Alguns anos depois, recebendo proposta vantajosa de outra empresa, viu-se instado a fazer um exame radiográfico de rotina. A chapa revelou um ponto suspeito exatamente...nos seus pulmões.
A despeito dessa tumor, conforme se confirmou depois, foi admitido na outra empresa. Fez uma cirurgia, sendo necessário extirpar parte do órgão afetado. Recomendação básica de seus (colegas) médicos: jamais voltar a fumar !
Voltou à vida normal, com alguma moderação. Atendeu prontamente ao conselho vital: nunca mais fumou !
Que eu saiba, depois que abandonou o cigarro, nunca teve desejos secretos de fumar, nem "delírios" pela abrupta ausência da nicotina. Talvez porque houvesse agora uma imperiosa necessidade em largar o vício: a preservação da vida. Claro que cada um reage de uma maneira, mas como o cigarro reage igualmente sobre todos, fumantes e não fumantes, dia virá que tal vício será definitivamente uma postura anti-social, "marginal" (já não é?).
E nessa nova situação de sobrevivência, mais comedido, esse meu amigo viveu ainda muitos anos, tendo ainda prestado bons serviços à área de medicina do trabalho.
Tenho certeza que, esteja em que plano estiver, esse meu amigo não estará magoado pela confidência que agora faço sobre sua experiência.

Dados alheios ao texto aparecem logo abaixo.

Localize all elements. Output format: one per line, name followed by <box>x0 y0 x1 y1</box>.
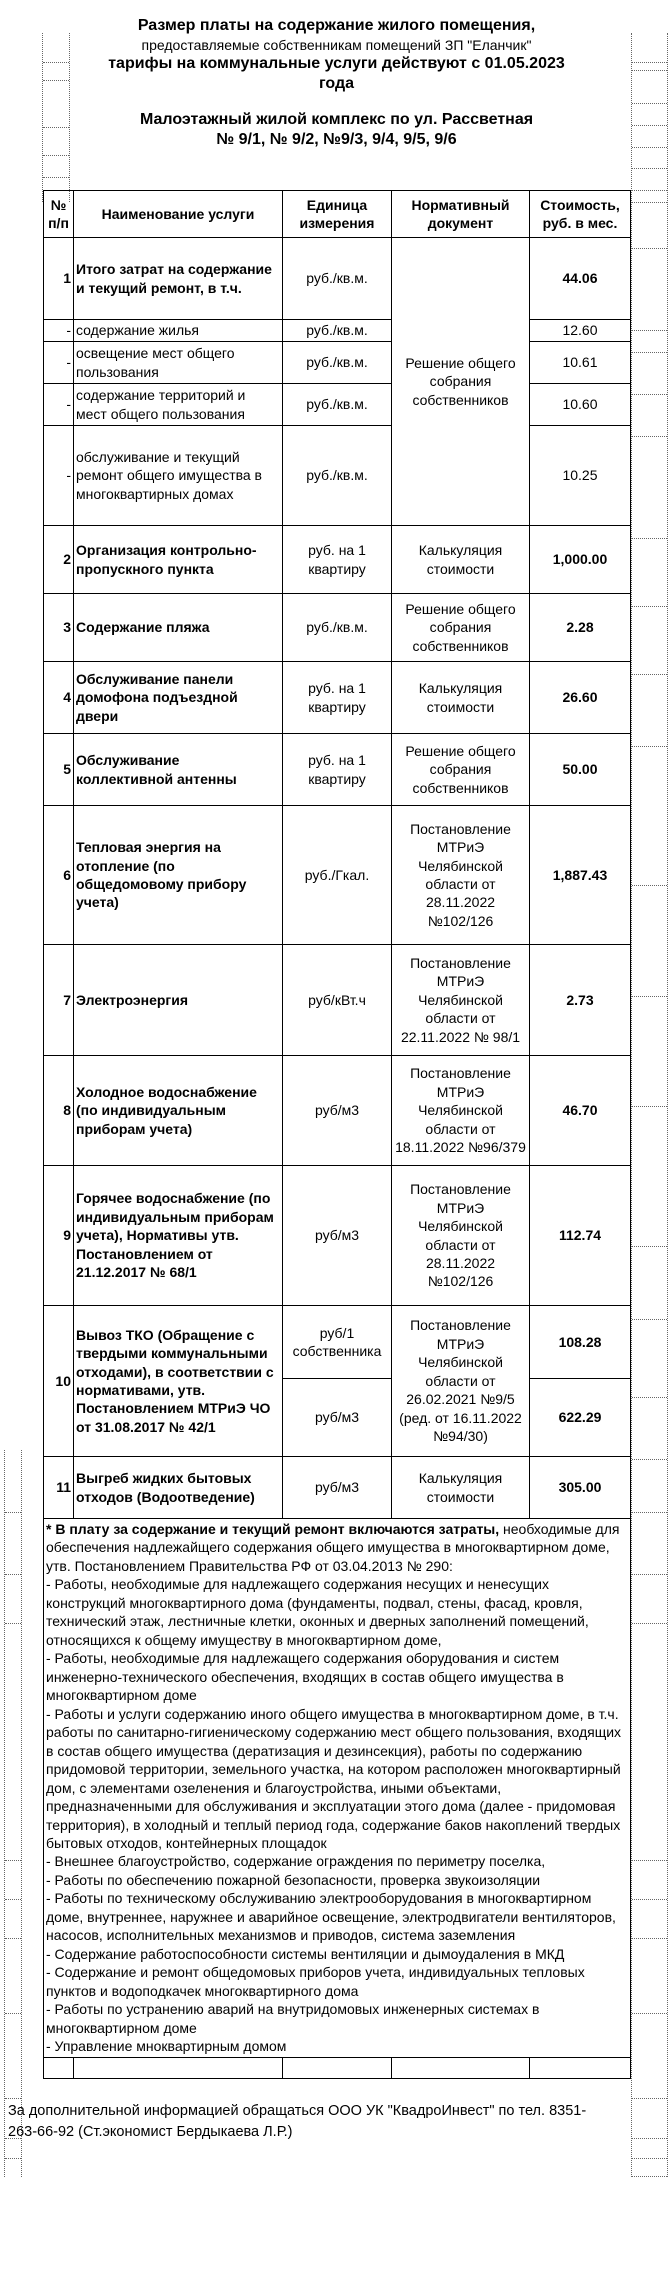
column-header-1: Наименование услуги <box>74 191 283 238</box>
column-header-3: Нормативный документ <box>392 191 530 238</box>
gridline-tick <box>632 1512 667 1513</box>
cell-unit: руб./кв.м. <box>283 594 392 662</box>
gridline-tick <box>632 436 667 437</box>
gridline-tick <box>632 674 667 675</box>
empty-bottom-row <box>44 2057 631 2078</box>
page-subtitle: предоставляемые собственникам помещений ЗП "Еланчик" <box>141 37 532 53</box>
cell-unit: руб/м3 <box>283 1457 392 1519</box>
house-numbers: № 9/1, № 9/2, №9/3, 9/4, 9/5, 9/6 <box>216 131 457 148</box>
cell-name: Итого затрат на содержание и текущий ремонт, в т.ч. <box>74 238 283 320</box>
gridline-tick <box>632 1623 667 1624</box>
cell-doc: Постановление МТРиЭ Челябинской области от 28.11.2022 №102/126 <box>392 806 530 945</box>
cell-unit: руб./кв.м. <box>283 342 392 384</box>
footnote-item: - Управление мноквартирным домом <box>46 2038 287 2055</box>
table-row <box>44 662 631 734</box>
column-header-4: Стоимость, руб. в мес. <box>530 191 631 238</box>
gridline-tick <box>5 1512 21 1513</box>
cell-num: - <box>44 320 74 342</box>
cell-num: 8 <box>44 1056 74 1166</box>
cell-name: Организация контрольно-пропускного пункта <box>74 526 283 594</box>
cell-name: Горячее водоснабжение (по индивидуальным приборам учета), Нормативы утв. Постановлением от 21.12.2017 № 68/1 <box>74 1166 283 1306</box>
table-row <box>44 426 631 526</box>
cell-unit: руб./Гкал. <box>283 806 392 945</box>
gridline-tick <box>632 2098 667 2099</box>
cell-cost: 26.60 <box>530 662 631 734</box>
gridline-tick <box>632 330 667 331</box>
cell-name: Обслуживание панели домофона подъездной двери <box>74 662 283 734</box>
gridline-tick <box>632 1860 667 1861</box>
cell-num: 4 <box>44 662 74 734</box>
cell-doc: Постановление МТРиЭ Челябинской области от 26.02.2021 №9/5 (ред. от 16.11.2022 №94/30) <box>392 1306 530 1457</box>
tariff-effective-date-line: тарифы на коммунальные услуги действуют с 01.05.2023 <box>108 55 565 72</box>
cell-unit: руб/м3 <box>283 1056 392 1166</box>
gridline-strip-right <box>631 33 668 2177</box>
cell-unit: руб. на 1 квартиру <box>283 662 392 734</box>
cell-cost: 44.06 <box>530 238 631 320</box>
empty-cell <box>530 2057 631 2078</box>
cell-unit: руб/м3 <box>283 1166 392 1306</box>
gridline-tick <box>632 2158 667 2159</box>
gridline-tick <box>632 248 667 249</box>
cell-num: 3 <box>44 594 74 662</box>
footnote-text: * В плату за содержание и текущий ремонт включаются затраты, необходимые для обеспечения надлежайщего содержания общего имущества в многоквартирном доме, утв. Постановлением Правительства РФ от 03.04.2013 № 290: - Работы, необходимые для надлежащего содержания несущих и ненесущих конструкций многоквартирного дома (фундаменты, подвал, стены, фасад, кровля, технический этаж, лестничные клетки, оконных и дверных заполнений помещений, относящихся к общему имуществу в многоквартирном доме, - Работы, необходимые для надлежащего содержания оборудования и систем инженерно-технического обеспечения, входящих в состав общего имущества в многоквартирном доме - Работы и услуги содержанию иного общего имущества в многоквартирном доме, в т.ч. работы по санитарно-гигиеническому содержанию мест общего пользования, входящих в состав общего имущества (дератизация и дезинсекция), работы по содержанию придомовой территории, земельного участка, на котором расположен многоквартирный дом, с элементами озеленения и благоустройства, иными объектами, предназначенными для обслуживания и эксплуатации этого дома (далее - придомовая территория), в холодный и теплый период года, содержание баков накоплений твердых бытовых отходов, контейнерных площадок - Внешнее благоустройство, содержание ограждения по периметру поселка, - Работы по обеспечению пожарной безопасности, проверка звукоизоляции - Работы по техническому обслуживанию электрооборудования в многоквартирном доме, внутреннее, наружнее и аварийное освещение, электродвигатели вентиляторов, насосов, исполнительных механизмов и приводов, система заземления - Содержание работоспособности системы вентиляции и дымоудаления в МКД - Содержание и ремонт общедомовых приборов учета, индивидуальных тепловых пунктов и водоподкачек многоквартирного дома - Работы по устранению аварий на внутридомовых инженерных системах в многоквартирном доме - Управление мноквартирным домом <box>44 1519 631 2058</box>
cell-num: 11 <box>44 1457 74 1519</box>
cell-unit: руб./кв.м. <box>283 320 392 342</box>
gridline-tick <box>632 1397 667 1398</box>
table-row <box>44 238 631 320</box>
gridline-tick <box>632 1899 667 1900</box>
cell-name: Обслуживание коллективной антенны <box>74 734 283 806</box>
cell-name: Тепловая энергия на отопление (по общедомовому прибору учета) <box>74 806 283 945</box>
cell-num: 7 <box>44 945 74 1056</box>
cell-name: освещение мест общего пользования <box>74 342 283 384</box>
footnote-item: - Внешнее благоустройство, содержание ограждения по периметру поселка, <box>46 1853 546 1870</box>
cell-doc: Решение общего собрания собственников <box>392 238 530 526</box>
gridline-tick <box>632 202 667 203</box>
cell-cost: 46.70 <box>530 1056 631 1166</box>
table-row <box>44 384 631 426</box>
empty-cell <box>44 2057 74 2078</box>
footnote-item: - Работы по техническому обслуживанию электрооборудования в многоквартирном доме, внутреннее, наружнее и аварийное освещение, электродвигатели вентиляторов, насосов, исполнительных механизмов и приводов, система заземления <box>46 1890 616 1944</box>
gridline-tick <box>5 2098 21 2099</box>
cell-cost: 50.00 <box>530 734 631 806</box>
document-header <box>43 16 630 150</box>
gridline-tick <box>632 746 667 747</box>
cell-cost: 12.60 <box>530 320 631 342</box>
cell-name: содержание жилья <box>74 320 283 342</box>
cell-cost: 2.28 <box>530 594 631 662</box>
table-row <box>44 342 631 384</box>
cell-cost: 10.60 <box>530 384 631 426</box>
gridline-tick <box>632 1459 667 1460</box>
footnote-item: - Содержание и ремонт общедомовых приборов учета, индивидуальных тепловых пунктов и водоподкачек многоквартирного дома <box>46 1964 585 1999</box>
cell-cost: 108.28 <box>530 1306 631 1379</box>
table-row <box>44 594 631 662</box>
cell-num: 1 <box>44 238 74 320</box>
cell-num: - <box>44 342 74 384</box>
gridline-tick <box>632 103 667 104</box>
cell-name: Электроэнергия <box>74 945 283 1056</box>
gridline-tick <box>5 1938 21 1939</box>
gridline-tick <box>5 1899 21 1900</box>
table-row <box>44 734 631 806</box>
gridline-tick <box>632 2176 667 2177</box>
gridline-tick <box>632 1938 667 1939</box>
footnote-row <box>44 1519 631 2058</box>
gridline-tick <box>632 2013 667 2014</box>
cell-num: 10 <box>44 1306 74 1457</box>
cell-cost: 10.61 <box>530 342 631 384</box>
cell-doc: Постановление МТРиЭ Челябинской области от 22.11.2022 № 98/1 <box>392 945 530 1056</box>
empty-cell <box>74 2057 283 2078</box>
gridline-tick <box>632 538 667 539</box>
table-row <box>44 1056 631 1166</box>
footnote-item: - Работы, необходимые для надлежащего содержания оборудования и систем инженерно-технического обеспечения, входящих в состав общего имущества в многоквартирном доме <box>46 1650 564 1704</box>
table-row <box>44 806 631 945</box>
gridline-tick <box>632 70 667 71</box>
table-row <box>44 1457 631 1519</box>
cell-name: содержание территорий и мест общего пользования <box>74 384 283 426</box>
cell-doc: Калькуляция стоимости <box>392 526 530 594</box>
cell-cost: 305.00 <box>530 1457 631 1519</box>
gridline-tick <box>632 1319 667 1320</box>
cell-unit: руб/кВт.ч <box>283 945 392 1056</box>
cell-unit: руб./кв.м. <box>283 384 392 426</box>
cell-unit: руб/м3 <box>283 1379 392 1457</box>
gridline-tick <box>632 125 667 126</box>
cell-name: Содержание пляжа <box>74 594 283 662</box>
cell-unit: руб/1 собственника <box>283 1306 392 1379</box>
cell-unit: руб. на 1 квартиру <box>283 526 392 594</box>
footnote-intro-bold: * В плату за содержание и текущий ремонт включаются затраты, <box>46 1521 500 1537</box>
cell-num: 6 <box>44 806 74 945</box>
cell-name: Вывоз ТКО (Обращение с твердыми коммунальными отходами), в соответствии с нормативами, утв. Постановлением МТРиЭ ЧО от 31.08.2017 № 42/1 <box>74 1306 283 1457</box>
cell-cost: 10.25 <box>530 426 631 526</box>
gridline-tick <box>632 352 667 353</box>
cell-name: Выгреб жидких бытовых отходов (Водоотведение) <box>74 1457 283 1519</box>
table-row <box>44 320 631 342</box>
cell-cost: 2.73 <box>530 945 631 1056</box>
cell-doc: Постановление МТРиЭ Челябинской области от 28.11.2022 №102/126 <box>392 1166 530 1306</box>
footnote-item: - Работы по обеспечению пожарной безопасности, проверка звукоизоляции <box>46 1871 541 1888</box>
table-row <box>44 945 631 1056</box>
page-title: Размер платы на содержание жилого помещения, <box>137 17 536 34</box>
gridline-tick <box>632 606 667 607</box>
footnote-item: - Работы, необходимые для надлежащего содержания несущих и ненесущих конструкций многоквартирного дома (фундаменты, подвал, стены, фасад, кровля, технический этаж, лестничные клетки, оконных и дверных заполнений помещений, относящихся к общему имуществу в многоквартирном доме, <box>46 1576 589 1648</box>
contact-info: За дополнительной информацией обращаться ООО УК "КвадроИнвест" по тел. 8351-263-66-92 (Ст.экономист Бердыкаева Л.Р.) <box>8 2103 587 2140</box>
cell-cost: 112.74 <box>530 1166 631 1306</box>
cell-num: 5 <box>44 734 74 806</box>
gridline-tick <box>5 2158 21 2159</box>
cell-unit: руб./кв.м. <box>283 238 392 320</box>
cell-num: - <box>44 384 74 426</box>
cell-unit: руб./кв.м. <box>283 426 392 526</box>
cell-cost: 1,887.43 <box>530 806 631 945</box>
column-header-0: № п/п <box>44 191 74 238</box>
tariff-table-header <box>44 191 631 238</box>
gridline-tick <box>632 62 667 63</box>
gridline-tick <box>5 1574 21 1575</box>
cell-unit: руб. на 1 квартиру <box>283 734 392 806</box>
complex-name: Малоэтажный жилой комплекс по ул. Рассветная <box>139 111 534 128</box>
footnote-item: - Содержание работоспособности системы вентиляции и дымоудаления в МКД <box>46 1945 565 1962</box>
gridline-tick <box>632 885 667 886</box>
gridline-tick <box>632 2138 667 2139</box>
cell-doc: Калькуляция стоимости <box>392 1457 530 1519</box>
gridline-tick <box>632 996 667 997</box>
tariff-table <box>43 190 631 2079</box>
cell-doc: Калькуляция стоимости <box>392 662 530 734</box>
gridline-tick <box>5 2013 21 2014</box>
cell-name: обслуживание и текущий ремонт общего имущества в многоквартирных домах <box>74 426 283 526</box>
empty-cell <box>283 2057 392 2078</box>
cell-num: - <box>44 426 74 526</box>
tariff-effective-date-line2: года <box>318 75 355 92</box>
table-row <box>44 526 631 594</box>
gridline-tick <box>5 1623 21 1624</box>
table-row <box>44 1306 631 1379</box>
cell-name: Холодное водоснабжение (по индивидуальным приборам учета) <box>74 1056 283 1166</box>
cell-doc: Постановление МТРиЭ Челябинской области от 18.11.2022 №96/379 <box>392 1056 530 1166</box>
gridline-strip-left-bottom <box>4 1450 22 2177</box>
cell-cost: 622.29 <box>530 1379 631 1457</box>
document-sheet <box>43 16 630 2079</box>
column-header-2: Единица измерения <box>283 191 392 238</box>
gridline-tick <box>632 1106 667 1107</box>
empty-cell <box>392 2057 530 2078</box>
cell-cost: 1,000.00 <box>530 526 631 594</box>
gridline-tick <box>632 394 667 395</box>
gridline-tick <box>5 1860 21 1861</box>
gridline-tick <box>632 168 667 169</box>
cell-num: 2 <box>44 526 74 594</box>
cell-num: 9 <box>44 1166 74 1306</box>
gridline-tick <box>632 190 667 191</box>
footnote-item: - Работы и услуги содержанию иного общего имущества в многоквартирном доме, в т.ч. работы по санитарно-гигиеническому содержанию мест общего пользования, входящих в состав общего имущества (дератизация и дезинсекция), работы по содержанию придомовой территории, земельного участка, на котором расположен многоквартирный дом, с элементами озеленения и благоустройства, иными объектами, предназначенными для обслуживания и эксплуатации этого дома (далее - придомовая территория), в холодный и теплый период года, содержание баков накоплений твердых бытовых отходов, контейнерных площадок <box>46 1705 622 1851</box>
gridline-tick <box>632 147 667 148</box>
cell-doc: Решение общего собрания собственников <box>392 594 530 662</box>
gridline-tick <box>632 1574 667 1575</box>
cell-doc: Решение общего собрания собственников <box>392 734 530 806</box>
table-row <box>44 1166 631 1306</box>
footnote-item: - Работы по устранению аварий на внутридомовых инженерных системах в многоквартирном доме <box>46 2001 540 2036</box>
gridline-tick <box>632 1246 667 1247</box>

Porque, antes de tudo, ele não era um "humanóide", apenas um ser humano com suas contradições e fraquezas, como nós todos que, felizmente, apesar dos pesares, deixou de fumar e sobreviveu, certamente, alguns anos a mais.

Legendas:

(*) Esta crônica não é nova, mas não perdeu a atualidade. Já escrevi sobre o vício do cigarro no portal www.votebrasil.com e no blog http://martinsmilton2.blogspot.com (“A (in) tolerância ao tabagismo” de 14.06.2009)
(1) Cigarros Macedônia, velha marca, quebra-peitos e detonadores, como tantas outras, de milhares de pulmões
(2) Figura das drogas contidas no cigarro. Fonte: portaldoprofessor.mec.gov.br

(3) Imagem impressionante num maço de cigarros "Free" advertindo sobre os seus efeitos maléficos à saúde dos pulmões.

Um comentário:

Shirley Brunelli disse...

Não compreendo, como os fumantes, sabedores dos malefícios do cigarro, ainda continuam alimentando esse terrível vício. Perante Deus, isso é suicídio... Um abraço, Milton!